Grandmother graciously thanks Elliot Page for helping her grandchild come out as trans: ‘It means the world’

Vic Parsons
·3-min read

A 75-year-old grandmother has thanked Elliot Page for coming out, which has helped her own trans granddaughter to “live openly with freedom”.

Maryann Durmer, who describes herself as a “white, heterosexual cisgender woman who was raised in an authoritarian home”, wrote a moving personal essay for the Huffington Post called “A Love Letter To My Granddaughter (Who I Knew As My Grandson Until 5 Weeks Ago)”.

In the piece, Durmer says she is “grateful” that Elliot Page came out, thanking him for “using your fame and visibility to help other people”.

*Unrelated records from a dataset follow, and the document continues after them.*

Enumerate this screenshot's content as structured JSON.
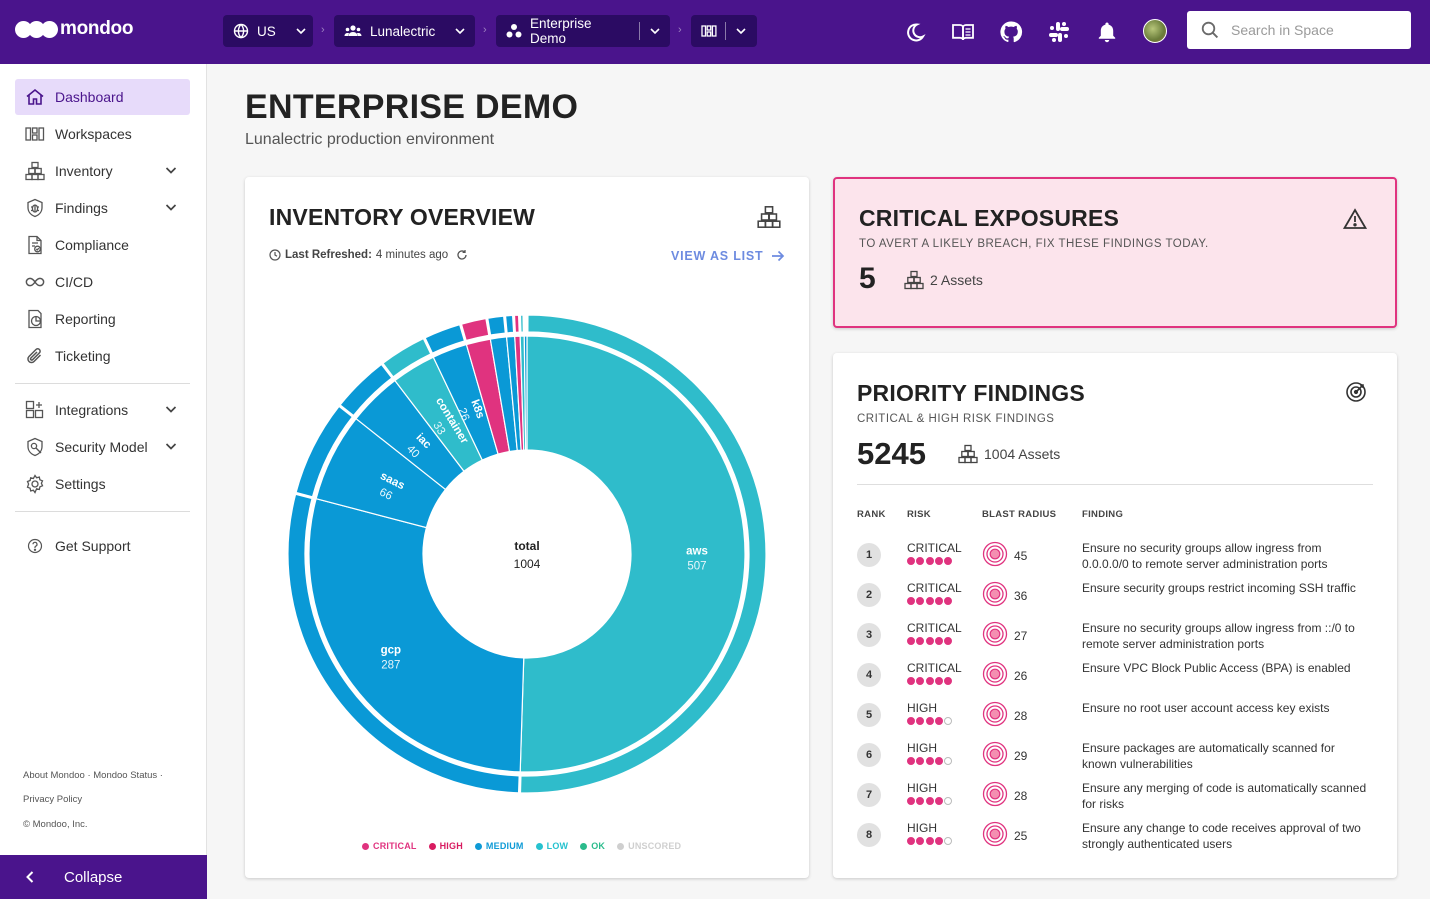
{
  "brand": {
    "name": "mondoo"
  },
  "topbar": {
    "region": "US",
    "org": "Lunalectric",
    "space": "Enterprise Demo",
    "search_placeholder": "Search in Space",
    "icons": [
      "moon-icon",
      "book-icon",
      "github-icon",
      "slack-icon",
      "bell-icon",
      "avatar"
    ]
  },
  "sidebar": {
    "items": [
      {
        "label": "Dashboard",
        "icon": "home-icon",
        "active": true
      },
      {
        "label": "Workspaces",
        "icon": "workspaces-icon"
      },
      {
        "label": "Inventory",
        "icon": "inventory-icon",
        "expandable": true
      },
      {
        "label": "Findings",
        "icon": "findings-icon",
        "expandable": true
      },
      {
        "label": "Compliance",
        "icon": "compliance-icon"
      },
      {
        "label": "CI/CD",
        "icon": "infinity-icon"
      },
      {
        "label": "Reporting",
        "icon": "reporting-icon"
      },
      {
        "label": "Ticketing",
        "icon": "paperclip-icon"
      },
      {
        "label": "Integrations",
        "icon": "integrations-icon",
        "expandable": true
      },
      {
        "label": "Security Model",
        "icon": "security-model-icon",
        "expandable": true
      },
      {
        "label": "Settings",
        "icon": "gear-icon"
      },
      {
        "label": "Get Support",
        "icon": "help-icon"
      }
    ],
    "footer": {
      "about": "About Mondoo",
      "dot1": "·",
      "status": "Mondoo Status",
      "dot2": "·",
      "privacy": "Privacy Policy",
      "copyright": "© Mondoo, Inc."
    },
    "collapse_label": "Collapse"
  },
  "page": {
    "title": "ENTERPRISE DEMO",
    "subtitle": "Lunalectric production environment"
  },
  "inventory": {
    "title": "INVENTORY OVERVIEW",
    "refreshed_label": "Last Refreshed:",
    "refreshed_value": "4 minutes ago",
    "view_as_list": "VIEW AS LIST",
    "center_label": "total",
    "center_value": "1004",
    "legend": [
      {
        "label": "CRITICAL",
        "color": "#e0337f"
      },
      {
        "label": "HIGH",
        "color": "#d81b60"
      },
      {
        "label": "MEDIUM",
        "color": "#0e9ad6"
      },
      {
        "label": "LOW",
        "color": "#26c2cf"
      },
      {
        "label": "OK",
        "color": "#2bbb8c"
      },
      {
        "label": "UNSCORED",
        "color": "#cfcfcf"
      }
    ]
  },
  "chart_data": {
    "type": "pie",
    "title": "INVENTORY OVERVIEW",
    "center": {
      "label": "total",
      "value": 1004
    },
    "categories": [
      "aws",
      "gcp",
      "saas",
      "iac",
      "container",
      "k8s"
    ],
    "values": [
      507,
      287,
      66,
      40,
      33,
      26
    ],
    "other_values": [
      18,
      12,
      6,
      4,
      3,
      2
    ],
    "colors": {
      "aws": "#2fbccb",
      "gcp": "#0a99d6",
      "saas": "#0a99d6",
      "iac": "#0a99d6",
      "container": "#2fbccb",
      "k8s": "#0a99d6"
    }
  },
  "exposures": {
    "title": "CRITICAL EXPOSURES",
    "subtitle": "TO AVERT A LIKELY BREACH, FIX THESE FINDINGS TODAY.",
    "count": "5",
    "assets": "2 Assets"
  },
  "priority": {
    "title": "PRIORITY FINDINGS",
    "subtitle": "CRITICAL & HIGH RISK FINDINGS",
    "count": "5245",
    "assets": "1004 Assets",
    "headers": {
      "rank": "RANK",
      "risk": "RISK",
      "blast": "BLAST RADIUS",
      "finding": "FINDING"
    },
    "rows": [
      {
        "rank": "1",
        "risk": "CRITICAL",
        "level": 5,
        "blast": "45",
        "finding": "Ensure no security groups allow ingress from 0.0.0.0/0 to remote server administration ports"
      },
      {
        "rank": "2",
        "risk": "CRITICAL",
        "level": 5,
        "blast": "36",
        "finding": "Ensure security groups restrict incoming SSH traffic"
      },
      {
        "rank": "3",
        "risk": "CRITICAL",
        "level": 5,
        "blast": "27",
        "finding": "Ensure no security groups allow ingress from ::/0 to remote server administration ports"
      },
      {
        "rank": "4",
        "risk": "CRITICAL",
        "level": 5,
        "blast": "26",
        "finding": "Ensure VPC Block Public Access (BPA) is enabled"
      },
      {
        "rank": "5",
        "risk": "HIGH",
        "level": 4,
        "blast": "28",
        "finding": "Ensure no root user account access key exists"
      },
      {
        "rank": "6",
        "risk": "HIGH",
        "level": 4,
        "blast": "29",
        "finding": "Ensure packages are automatically scanned for known vulnerabilities"
      },
      {
        "rank": "7",
        "risk": "HIGH",
        "level": 4,
        "blast": "28",
        "finding": "Ensure any merging of code is automatically scanned for risks"
      },
      {
        "rank": "8",
        "risk": "HIGH",
        "level": 4,
        "blast": "25",
        "finding": "Ensure any change to code receives approval of two strongly authenticated users"
      }
    ]
  }
}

“Elliot Page recently announced that he is transgender, and as the grandmother of a transgender young woman, I am grateful that he did,” she wrote.

Durmer’s piece was published on Christmas Day, five months after her 22-year-old granddaughter came out as trans.

“When I heard the news,” Durmer said, “I texted her: ‘I talked to your dad last night. I’m so happy you came out, and I support you 100 per cent. I just wanted to stop by and tell you I love you. If there’s anything I can do to help you, I’m here.'”

Admitting that she’d spent the past six months wondering if her granddaughter was transitioning, Durmer said that that she feels the most important thing she can do is to try to understand “people who are different to me”.

“Like many others, I realised that organised religion messed me up and that I needed to rethink my biases and understanding of sexuality and gender,” she said.

“Maybe, in some cases, understanding a transgender person is easier for a non-family member,” Durmer continued. “There are no emotional bonds and no history with that person to look back on and reminisce about.

“But when it’s your grandchild who is transgender, it’s complicated. I worry that I may do or say something wrong by accident. Saying a new name after knowing a person for 20-plus years isn’t easy. It’s not just about my granddaughter changing. It’s also that I have no ‘how-to’ manual for processing my memories of my former grandson.

“All I know is that I love my granddaughter.”

Durmer has researched gender-affirming healthcare, issues that trans and non-binary people face, and watched films and read books to better understand her granddaughter’s experience.

“This new knowledge helps me to support my granddaughter,” Durmer writes, but adds that this “doesn’t necessarily mean it’s easy to change my ways” and says she has struggled with mistakenly using her granddaughters dead name.

“But I am committed to doing everything I can to embrace her as the beautiful young woman she is (including apologising if I do make a mistake), and I want to learn as much as possible to help our whole family make this transition easier for my new granddaughter,” Durmer said. “After all, a matriarch’s position should not be underestimated.”

Durmer, who went to “12 years of Catholic school in a middle-class white Bronx neighbourhood”, says she has been praying that her granddaughter is protected from “the hate and intolerance often expressed openly by people in the state where she lives”.

But most importantly, she prays that her granddaughter can live her truth.

“To my granddaughter, I say: Thank you for teaching me the value of living an authentic life,” she concluded her essay. “I am proud to be your grandmother. And as my thoughts and heart transition to embrace this new you, please know one thing isn’t changing ― I love you.”